Elle allait briser le cœur de sa mère et ne savait pas comment l'éviter. Tout ça à cause d'une stupide consigne de Hunter Stafford. Elle voulait lui faire payer. Elle devait le faire payer.

Martha, appelée en urgence, n'avait pas d'idée, sauf de dire la vérité avant de partir. Elle trouvait que le fiasco serait moins important si elle le faisait avant d'arriver là-bas. Elle n'avait pas tort.

D'un autre côté, la veille dans le bus, tout à leur victoire, les membres du club avaient convenu d'arriver ensemble au bal. Genre arrivée triomphale des vainqueurs contre St Artus ! Le mini-van de Harry pouvait les contenir tous. Bon point pour elle. Elle pouvait donc arriver là-bas sans que sa mère ne s'aperçoive de sa solitude.

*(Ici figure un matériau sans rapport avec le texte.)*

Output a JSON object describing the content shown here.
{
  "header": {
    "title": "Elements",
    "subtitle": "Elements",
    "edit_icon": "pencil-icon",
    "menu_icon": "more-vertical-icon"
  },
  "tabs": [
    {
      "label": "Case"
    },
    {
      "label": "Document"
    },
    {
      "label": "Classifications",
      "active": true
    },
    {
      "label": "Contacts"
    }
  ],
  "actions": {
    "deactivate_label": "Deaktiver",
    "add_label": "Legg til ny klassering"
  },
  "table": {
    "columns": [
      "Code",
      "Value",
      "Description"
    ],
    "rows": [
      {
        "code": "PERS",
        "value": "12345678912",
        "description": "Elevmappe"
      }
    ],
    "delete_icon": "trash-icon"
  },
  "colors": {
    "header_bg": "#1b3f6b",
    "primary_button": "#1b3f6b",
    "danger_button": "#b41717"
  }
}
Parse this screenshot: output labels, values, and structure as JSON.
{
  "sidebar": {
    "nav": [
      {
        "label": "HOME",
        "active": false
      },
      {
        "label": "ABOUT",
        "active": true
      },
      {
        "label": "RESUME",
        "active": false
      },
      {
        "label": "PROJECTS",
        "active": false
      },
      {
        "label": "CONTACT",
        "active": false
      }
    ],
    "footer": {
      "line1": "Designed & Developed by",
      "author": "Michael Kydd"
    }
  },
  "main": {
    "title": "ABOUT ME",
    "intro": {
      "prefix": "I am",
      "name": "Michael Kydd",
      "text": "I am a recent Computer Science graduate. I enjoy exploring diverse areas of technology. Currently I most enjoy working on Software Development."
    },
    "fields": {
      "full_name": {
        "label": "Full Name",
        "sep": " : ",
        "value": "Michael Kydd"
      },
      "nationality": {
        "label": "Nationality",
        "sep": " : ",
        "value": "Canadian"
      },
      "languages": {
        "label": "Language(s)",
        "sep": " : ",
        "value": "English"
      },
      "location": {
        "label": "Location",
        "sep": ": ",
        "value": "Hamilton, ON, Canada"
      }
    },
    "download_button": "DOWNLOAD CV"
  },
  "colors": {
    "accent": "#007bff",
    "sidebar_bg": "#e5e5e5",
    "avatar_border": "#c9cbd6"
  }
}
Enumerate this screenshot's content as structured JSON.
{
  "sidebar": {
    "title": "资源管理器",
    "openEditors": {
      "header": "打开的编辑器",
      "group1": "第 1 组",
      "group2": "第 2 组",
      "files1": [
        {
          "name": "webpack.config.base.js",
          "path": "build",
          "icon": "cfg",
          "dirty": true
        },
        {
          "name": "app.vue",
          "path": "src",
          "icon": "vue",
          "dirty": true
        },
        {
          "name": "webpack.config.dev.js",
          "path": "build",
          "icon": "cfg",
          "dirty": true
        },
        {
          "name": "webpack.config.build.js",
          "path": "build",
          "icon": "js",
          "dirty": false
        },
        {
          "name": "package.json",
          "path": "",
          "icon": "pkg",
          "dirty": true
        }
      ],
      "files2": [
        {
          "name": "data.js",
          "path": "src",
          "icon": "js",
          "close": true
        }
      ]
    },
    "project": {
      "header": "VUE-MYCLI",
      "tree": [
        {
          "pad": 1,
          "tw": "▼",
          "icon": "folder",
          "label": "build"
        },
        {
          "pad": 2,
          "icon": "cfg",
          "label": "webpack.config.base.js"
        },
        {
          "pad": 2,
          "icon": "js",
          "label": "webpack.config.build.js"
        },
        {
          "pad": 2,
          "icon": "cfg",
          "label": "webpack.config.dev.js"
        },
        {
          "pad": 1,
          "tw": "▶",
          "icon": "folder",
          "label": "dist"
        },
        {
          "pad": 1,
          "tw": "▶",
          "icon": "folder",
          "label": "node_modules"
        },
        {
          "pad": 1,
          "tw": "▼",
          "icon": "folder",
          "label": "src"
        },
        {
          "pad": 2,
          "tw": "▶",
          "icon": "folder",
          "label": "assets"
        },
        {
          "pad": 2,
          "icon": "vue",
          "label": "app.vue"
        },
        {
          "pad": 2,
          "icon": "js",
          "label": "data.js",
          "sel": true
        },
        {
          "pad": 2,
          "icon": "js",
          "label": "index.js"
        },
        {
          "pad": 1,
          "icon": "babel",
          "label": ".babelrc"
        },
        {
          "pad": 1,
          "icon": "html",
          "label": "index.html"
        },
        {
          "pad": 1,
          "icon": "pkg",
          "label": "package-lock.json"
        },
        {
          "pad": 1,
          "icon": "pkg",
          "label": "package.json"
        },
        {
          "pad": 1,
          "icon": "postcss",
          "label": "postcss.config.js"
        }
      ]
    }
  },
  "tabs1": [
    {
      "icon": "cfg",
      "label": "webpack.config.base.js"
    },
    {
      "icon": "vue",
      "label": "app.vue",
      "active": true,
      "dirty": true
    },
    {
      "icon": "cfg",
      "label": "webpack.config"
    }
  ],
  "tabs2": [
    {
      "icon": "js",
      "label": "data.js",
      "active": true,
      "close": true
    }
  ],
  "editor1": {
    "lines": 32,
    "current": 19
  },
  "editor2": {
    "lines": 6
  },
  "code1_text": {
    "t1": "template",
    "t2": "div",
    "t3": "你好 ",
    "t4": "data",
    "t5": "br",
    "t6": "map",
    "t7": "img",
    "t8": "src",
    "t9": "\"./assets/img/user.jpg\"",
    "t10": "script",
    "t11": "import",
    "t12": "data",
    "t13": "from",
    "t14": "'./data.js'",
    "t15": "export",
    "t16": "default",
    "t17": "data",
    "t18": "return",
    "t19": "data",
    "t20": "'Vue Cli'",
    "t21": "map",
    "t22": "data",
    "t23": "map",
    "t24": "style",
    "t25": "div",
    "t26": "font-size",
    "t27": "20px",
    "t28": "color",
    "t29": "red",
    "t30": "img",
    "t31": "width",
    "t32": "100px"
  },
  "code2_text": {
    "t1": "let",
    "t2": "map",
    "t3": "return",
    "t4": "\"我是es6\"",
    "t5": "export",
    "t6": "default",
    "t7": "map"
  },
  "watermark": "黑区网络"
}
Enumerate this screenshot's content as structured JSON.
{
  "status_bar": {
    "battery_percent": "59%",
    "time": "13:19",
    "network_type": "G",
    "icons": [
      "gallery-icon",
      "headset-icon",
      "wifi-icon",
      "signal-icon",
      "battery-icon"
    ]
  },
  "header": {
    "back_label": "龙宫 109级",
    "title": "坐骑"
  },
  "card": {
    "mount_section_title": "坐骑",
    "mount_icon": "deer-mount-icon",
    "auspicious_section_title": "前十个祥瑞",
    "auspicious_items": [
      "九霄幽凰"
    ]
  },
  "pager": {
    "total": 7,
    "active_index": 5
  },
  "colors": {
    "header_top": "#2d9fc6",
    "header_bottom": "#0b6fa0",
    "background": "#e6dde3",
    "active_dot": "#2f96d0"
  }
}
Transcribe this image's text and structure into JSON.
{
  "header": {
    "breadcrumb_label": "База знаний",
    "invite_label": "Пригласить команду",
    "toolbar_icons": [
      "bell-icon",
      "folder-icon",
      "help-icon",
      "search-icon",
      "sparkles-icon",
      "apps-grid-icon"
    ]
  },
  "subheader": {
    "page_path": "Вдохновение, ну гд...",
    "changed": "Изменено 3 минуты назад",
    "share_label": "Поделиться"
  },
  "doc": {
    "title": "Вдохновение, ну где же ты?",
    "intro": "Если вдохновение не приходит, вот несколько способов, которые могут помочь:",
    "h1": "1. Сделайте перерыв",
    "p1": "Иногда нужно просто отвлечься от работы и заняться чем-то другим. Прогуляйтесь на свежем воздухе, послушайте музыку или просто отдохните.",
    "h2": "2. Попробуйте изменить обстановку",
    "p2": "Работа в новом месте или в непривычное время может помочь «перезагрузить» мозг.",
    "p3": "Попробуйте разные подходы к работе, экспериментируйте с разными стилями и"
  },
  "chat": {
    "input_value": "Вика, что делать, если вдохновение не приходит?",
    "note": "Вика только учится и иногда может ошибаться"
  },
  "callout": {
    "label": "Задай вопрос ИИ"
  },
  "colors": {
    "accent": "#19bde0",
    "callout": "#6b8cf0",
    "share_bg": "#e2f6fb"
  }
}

Et puis, dans la foule qui verrait qu'elle était seule ? Elle s'arrangerait pour rester loin de sa mère. Comportement que cette dernière comprendrait. Quelle fille avait envie de danser avec un garçon devant ses géniteurs ? Elle ferait sa vidéo du coin opposé.

Et puis, il y aurait sans doute plein d'élèves sans cavalier, faute d'avoir osé demander ou faute d'avoir trouvé chaussure à son pied. Elle trouverait bien un garçon pour se trémousser avec elle opportunément dans le champ de vision de sa mère.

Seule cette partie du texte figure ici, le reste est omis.